The Bruce Springsteen Song Lyrics Reddit Just Can't Agree On
Song lyrics can be quite a thorny subject. There's the typical issue of mishearing a word or phrase, a problem so common it has a name: mondegreen. For years, people have been skewering the words of classic rock songs like Jimi Hendrix's "Purple Haze" (no, he's not saying "excuse me while I kiss this guy"). Then you have the even more problematic issue of what the songwriter is trying to say with their lyrics. This recently came up on Reddit, the sometimes chaotic but always entertaining social media site. On the subreddit r/BruceSpringsteen, a non-native English speaker asked a seemingly innocent question: "In the song 'Dancing in the Dark,' what does "this gun's for hire' mean?"
This hit song from Springsteen's 1984 album "Born in the U.S.A." includes the chorus: "You can't start a fire / You can't start a fire without a spark / This gun's for hire / Even if we're just dancin' in the dark." The answers, as one expects from Reddit, encompass the literal to the sexual to the academic to the ethereal. The problem with song lyrics, like poetry, is that by their nature, they're nonliteral and thus open for interpretation. Although, in the case of "Dancing in the Dark," we can go straight to the source for the answer. This isn't the first time a Springsteen lyric has been debated, either. "Thunder Road," similarly, had people arguing about the opening lines — it's "A screen door slams / Mary's dress sways," not "waves."
Redditors' interpretation of the lyrics in Dancing in the Dark
Many Redditors focused specifically on the historical idea of a hired gun. Some claimed it was from the "Old West" and referred to a gunslinger employed for their weapon skills. Merriam-Webster defines "hired gun" as "an expert hired to do a specific and often ethically dubious job." But, interestingly, according to the Oxford English Dictionary, the term "hired gun" isn't from the era of Western gunslingers at all. It didn't appear until the 1930s. Even so, the point that Redditors were making is that the character in the song — most believe it's Springsteen — is using the phrase to convey his willingness to do a job. It's here where the interpretations vary wildly from the innocent to the racy.
"In this instance he's simply using it as a cute way to say 'I'm available to dance with you,'" one Redditor wrote. Others felt it was love the song's protagonist was after. Then there's Daffodil236's take: "It means he's available to be picked up for 'dancing in the dark' aka sex. The intending [sic] is he's got a 'gun' ready to 'fire'." And there were a few Redditors who hit on what seems to be the true answer: Springsteen's manager, Jon Landau, tasked the musician with coming up with a hit single for the album, and the song was the Boss' angry response to having to write another tune.
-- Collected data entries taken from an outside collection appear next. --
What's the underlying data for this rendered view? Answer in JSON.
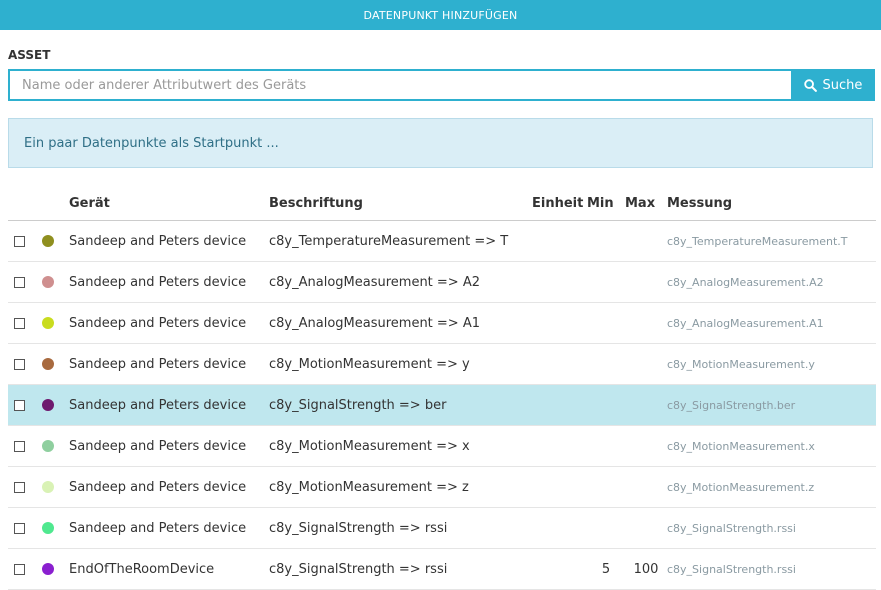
{
  "header": {
    "title": "DATENPUNKT HINZUFÜGEN"
  },
  "asset": {
    "label": "ASSET",
    "placeholder": "Name oder anderer Attributwert des Geräts",
    "search_label": "Suche"
  },
  "info": {
    "text": "Ein paar Datenpunkte als Startpunkt ..."
  },
  "table": {
    "columns": {
      "device": "Gerät",
      "label": "Beschriftung",
      "unit": "Einheit",
      "min": "Min",
      "max": "Max",
      "measurement": "Messung"
    },
    "rows": [
      {
        "color": "#8f8f1f",
        "device": "Sandeep and Peters device",
        "label": "c8y_TemperatureMeasurement => T",
        "unit": "",
        "min": "",
        "max": "",
        "measurement": "c8y_TemperatureMeasurement.T"
      },
      {
        "color": "#cf8f8f",
        "device": "Sandeep and Peters device",
        "label": "c8y_AnalogMeasurement => A2",
        "unit": "",
        "min": "",
        "max": "",
        "measurement": "c8y_AnalogMeasurement.A2"
      },
      {
        "color": "#c9dc1f",
        "device": "Sandeep and Peters device",
        "label": "c8y_AnalogMeasurement => A1",
        "unit": "",
        "min": "",
        "max": "",
        "measurement": "c8y_AnalogMeasurement.A1"
      },
      {
        "color": "#a86a3f",
        "device": "Sandeep and Peters device",
        "label": "c8y_MotionMeasurement => y",
        "unit": "",
        "min": "",
        "max": "",
        "measurement": "c8y_MotionMeasurement.y"
      },
      {
        "color": "#6e1a6e",
        "device": "Sandeep and Peters device",
        "label": "c8y_SignalStrength => ber",
        "unit": "",
        "min": "",
        "max": "",
        "measurement": "c8y_SignalStrength.ber",
        "highlight": true
      },
      {
        "color": "#8fcf9f",
        "device": "Sandeep and Peters device",
        "label": "c8y_MotionMeasurement => x",
        "unit": "",
        "min": "",
        "max": "",
        "measurement": "c8y_MotionMeasurement.x"
      },
      {
        "color": "#d9f2b5",
        "device": "Sandeep and Peters device",
        "label": "c8y_MotionMeasurement => z",
        "unit": "",
        "min": "",
        "max": "",
        "measurement": "c8y_MotionMeasurement.z"
      },
      {
        "color": "#4fe88f",
        "device": "Sandeep and Peters device",
        "label": "c8y_SignalStrength => rssi",
        "unit": "",
        "min": "",
        "max": "",
        "measurement": "c8y_SignalStrength.rssi"
      },
      {
        "color": "#8a1fcf",
        "device": "EndOfTheRoomDevice",
        "label": "c8y_SignalStrength => rssi",
        "unit": "",
        "min": "5",
        "max": "100",
        "measurement": "c8y_SignalStrength.rssi"
      }
    ]
  }
}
What the Boss had to say about it
By February 1984, Bruce Springsteen had been working for two years on the album that would eventually be his biggest seller, "Born in the U.S.A.," but John Landau felt it was still missing something. He believed it needed a hit single that he just didn't find in the 11 songs Springsteen had already recorded and selected for the tracklist. The two verbally sparred about it. Finally, Springsteen, tired and irritated, snapped. "I've written 70 songs," he told Landau (via "Bruce Springsteen: All the Songs: The Story Behind Every Track"). "You want another one, you write it." Afterward, the singer-songwriter went back to his hotel room and put pen to paper.
"That evening I wrote 'Dancing in the Dark,' my song about my own alienation, fatigue, and desire to get out from inside the studio, my room, my record, my head, and ... live," Springsteen wrote in his autobiography, "Born to Run." As he worked on the song, he felt the frustration of trying to write without inspiration — a hired gun just looking for a spark. Eventually, the lyrics began to pour out, and by morning it was done. Landau got what he wanted, and Springsteen got the biggest hit of his career. So it seems the lyric is about Springsteen's frustrations with songwriting. Although, at least according to E Street Shuffle, the Boss seemed to have intentionally made the lyric a sexually charged double entendre, so perhaps Daffodil236 and other Redditors weren't so off base.